David Dimbleby was joined by president of the Stop The War Coalition Tony Benn, chairman of the Conservative Party Francis Maude, Liberal Democrat Treasury spokesperson Julia Goldsworthy, Russian billionaire Boris Berezovsky and Daily Mail writer and columnist Melanie Phillips.
TONY BENN
Career: Tony Benn was the longest serving MP in the history of the Labour party, holding posts in the cabinets of Harold Wilson and James Callaghan.
Since retiring from the House of Commons in May 2001 to "devote more time to politics", he has been a leading figure in the British opposition to the Iraq war, which he describes as "an act of criminal aggression", and is president of the Stop The War Coalition.
A BBC Daily Politics Show poll in January 2007 selected Benn as the UK's "political hero", narrowly beating Baroness Thatcher.
FRANCIS MAUDE
Career: Francis Maude is chairman of the Conservative Party.
He was shadow chancellor of the exchequer from June 1998 until February 2000 and shadow foreign secretary from February 2000 to September 2001.
He was also a Foreign Office minister in the last Conservative government.
Writing in the Telegraph after the 2005 election defeat, he urged the party to be "more successful at expressing the aspirations of modern Britain", suggesting that Conservatives "too often ...look and sound as though we regard the modern world as an aberration and look forward to the restoration of a lost golden age."
JULIA GOLDSWORTHY
Career: Julia Goldsworthy is the Liberal Democrat Treasury spokesperson.
Winning the seat of Falmouth and Camborne in the 2005 election, she became the youngest MP in the House of Commons, and was appointed a party spokesperson on health in the same year.

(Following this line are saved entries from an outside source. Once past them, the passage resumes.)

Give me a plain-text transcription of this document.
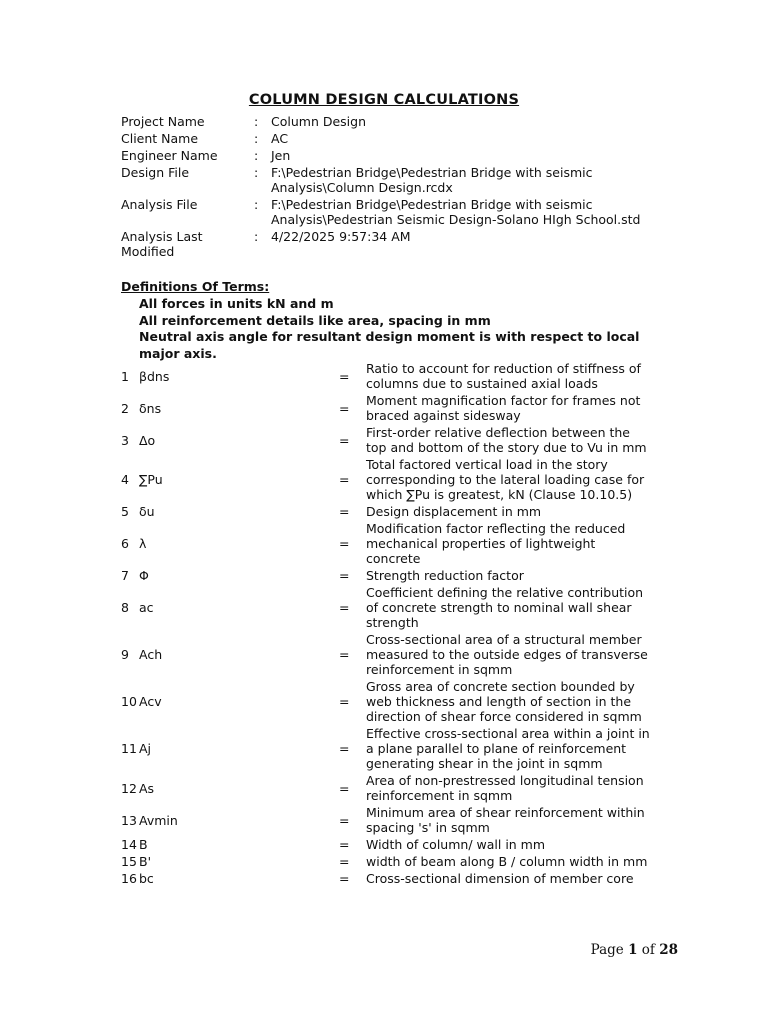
COLUMN DESIGN CALCULATIONS
Project Name	:	Column Design
Client Name	:	AC
Engineer Name	:	Jen
Design File	:	F:\Pedestrian Bridge\Pedestrian Bridge with seismic Analysis\Column Design.rcdx
Analysis File	:	F:\Pedestrian Bridge\Pedestrian Bridge with seismic Analysis\Pedestrian Seismic Design-Solano HIgh School.std
Analysis Last Modified	:	4/22/2025 9:57:34 AM
Definitions Of Terms:
All forces in units kN and m
All reinforcement details like area, spacing in mm
Neutral axis angle for resultant design moment is with respect to local major axis.
1	βdns	=	Ratio to account for reduction of stiffness of columns due to sustained axial loads
2	δns	=	Moment magnification factor for frames not braced against sidesway
3	Δo	=	First-order relative deflection between the top and bottom of the story due to Vu in mm
4	∑Pu	=	Total factored vertical load in the story corresponding to the lateral loading case for which ∑Pu is greatest, kN (Clause 10.10.5)
5	δu	=	Design displacement in mm
6	λ	=	Modification factor reflecting the reduced mechanical properties of lightweight concrete
7	Φ	=	Strength reduction factor
8	ac	=	Coefficient defining the relative contribution of concrete strength to nominal wall shear strength
9	Ach	=	Cross-sectional area of a structural member measured to the outside edges of transverse reinforcement in sqmm
10	Acv	=	Gross area of concrete section bounded by web thickness and length of section in the direction of shear force considered in sqmm
11	Aj	=	Effective cross-sectional area within a joint in a plane parallel to plane of reinforcement generating shear in the joint in sqmm
12	As	=	Area of non-prestressed longitudinal tension reinforcement in sqmm
13	Avmin	=	Minimum area of shear reinforcement within spacing 's' in sqmm
14	B	=	Width of column/ wall in mm
15	B'	=	width of beam along B / column width in mm
16	bc	=	Cross-sectional dimension of member core
Page 1 of 28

She remains the youngest member of the Liberal Democrat front bench. Last year, she competed in the Channel 4 series The Games, finishing as runner-up.
BORIS BEREZOVSKY
Career: Boris Berezovsky is a Russian billionaire, and was one of the most powerful men in Russia under Boris Yeltsin. He now lives in exile in the UK.
He made his fortune, along with the other Russian "oligarchs", buying up Russia's industrial assets during the turmoil of the post-Soviet years.
He became deputy secretary of Russia's Security Council and was a close political ally of President Yeltsin, going on to fund the party that formed the electoral base of his successor, Vladimir Putin. However, after his initial support, he has become an outspoken critic of President Putin, and moved to London in 2000 following Putin's election victory.
He is a former employer of the ex-KGB agent Alexander Litvinenko, who died in London last November after being poisoned by the radioactive substance Polonium 210.
MELANIE PHILLIPS
Career: Melanie Phillips is a writer and columnist for the Daily Mail.
She worked at the Guardian for more than a decade, where she became a columnist after a brief period as news editor. After a short time at the Observer, she joined the Daily Mail in 2001, where she now writes a controversial column on moral and social issues.
She is regarded as one of the media's leading right-wing voices and was recently described as the "scourge of the Guardian-reading liberal establishment." She was awarded the Orwell Prize for Journalism in 1996.